DLA Piper submitted a joint nomination for its Asia-Pacific pro bono manager Daniel Creasey and Ian Hill QC from William Crockett Chambers. The major project Creasey and Hill have devised, consulted on and are now implementing is the Pacific Islands Nation Development Signature Project. Spearheaded by Creasey, this project aims to provide more than 300 lawyers in the Pacific Islands with high-calibre legal assistance, support and ongoing mentoring over the next three years. A workshop has already been delivered in the Solomon Islands, with further workshops planned this year in the Cook Islands, Fiji, Samoa, Papua New Guinea and Timor-Leste. It is estimated that once this project fully completes it will have generated more than 2000 hours of pro bono work.

Brooke Massender (pictured left)is a pro bono & reconciliation senior associate with Herbert Smith Freehills and is an expert and leader in the reconciliation area. She was instrumental in the development of HSF’s first Reconciliation Action Plan (RAP) and also successfully advocated for the firm to amend its pro bono guidelines to allow solicitors to do pro bono work for indigenous businesses. She is also renowned for her expertise with claims before the NSW Aboriginal Trust Fund Repayment Scheme and has advised other organisations in this area. Massender has also advised other law firms on the development of their RAPs.

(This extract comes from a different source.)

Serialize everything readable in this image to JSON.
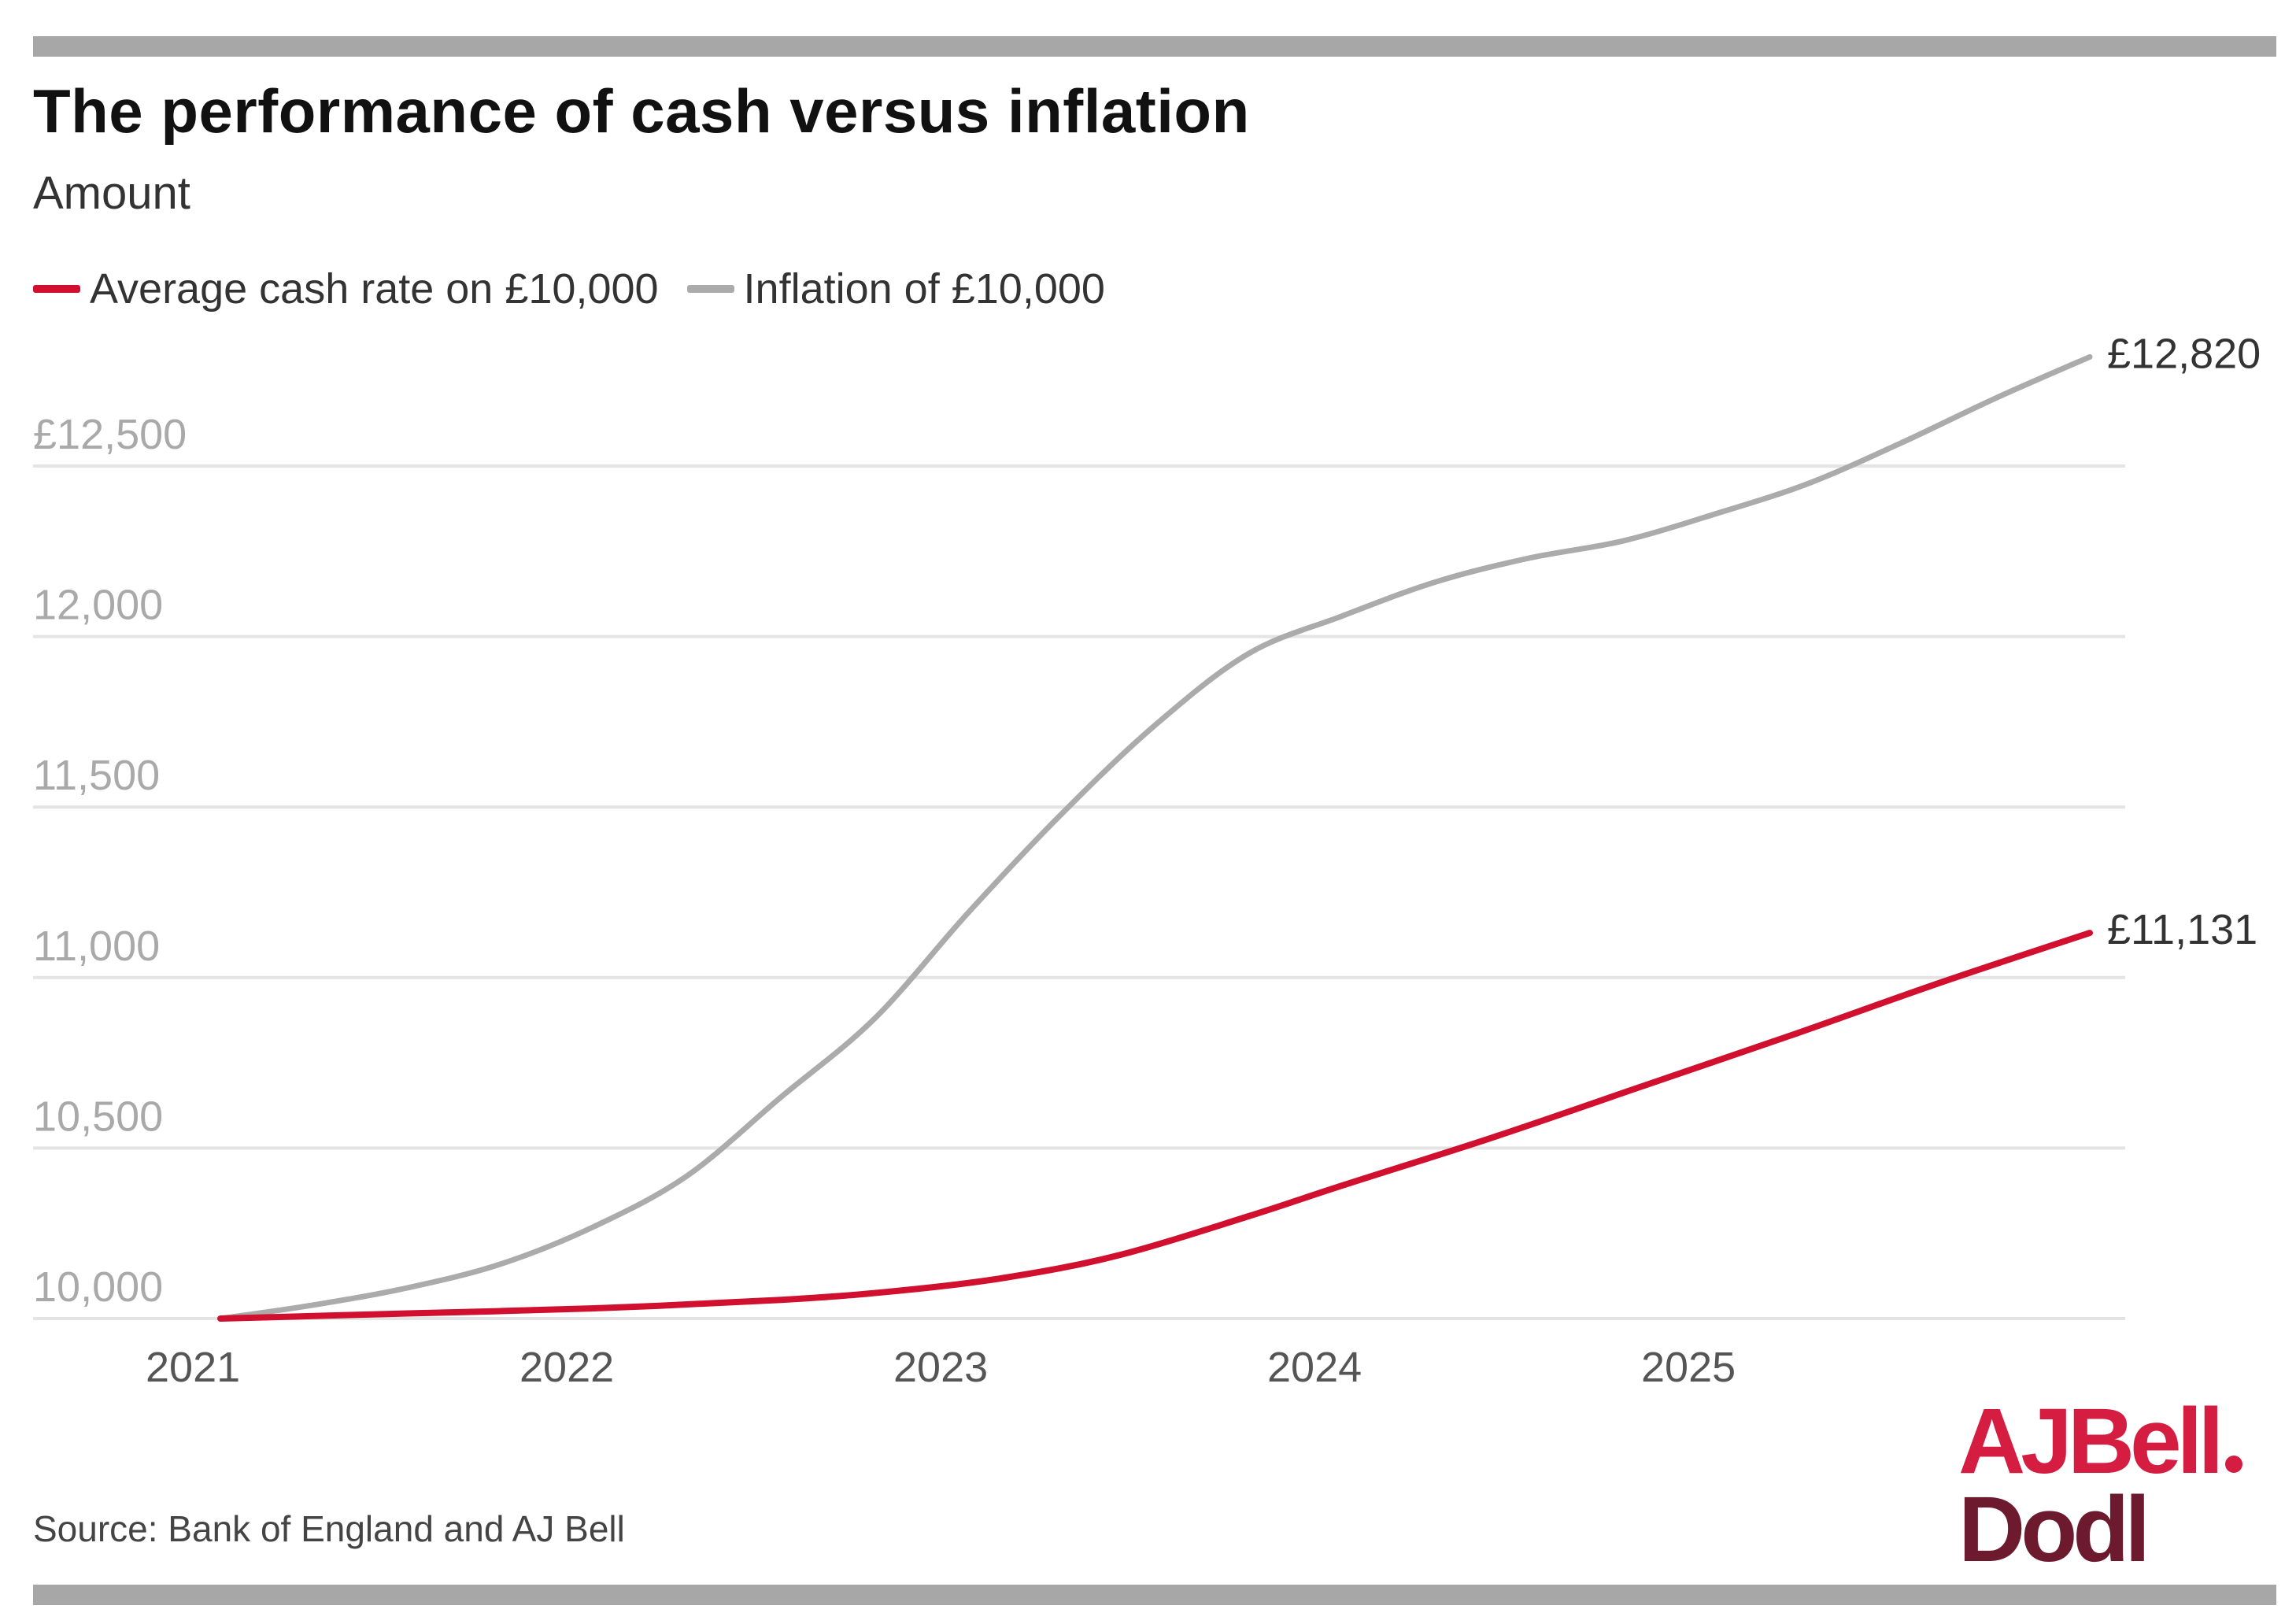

Gilbert + Tobin’s Tamara Sims has been a part of the firm’s pro bono team for more than six years. G+T’s pro bono practice group provides assistance to the Matthew Talbot Hostel in Woolloomooloo as part of the Homeless Persons Legal Service (HPLS), and Sims has run G+T’s Matthew Talbot/HPLS outreach roster service since 2006. She provides support, advice and training to lawyers across G+T to allow them to provide support to the HPLS. She also provides training to caseworkers in the Matthew Talbot Hostel to allow them to better advocate for clients. Sims has also undertaken significant casework for refugees, including a case involving two men who sought asylum here after being persecuted in Ghana because of their homosexuality.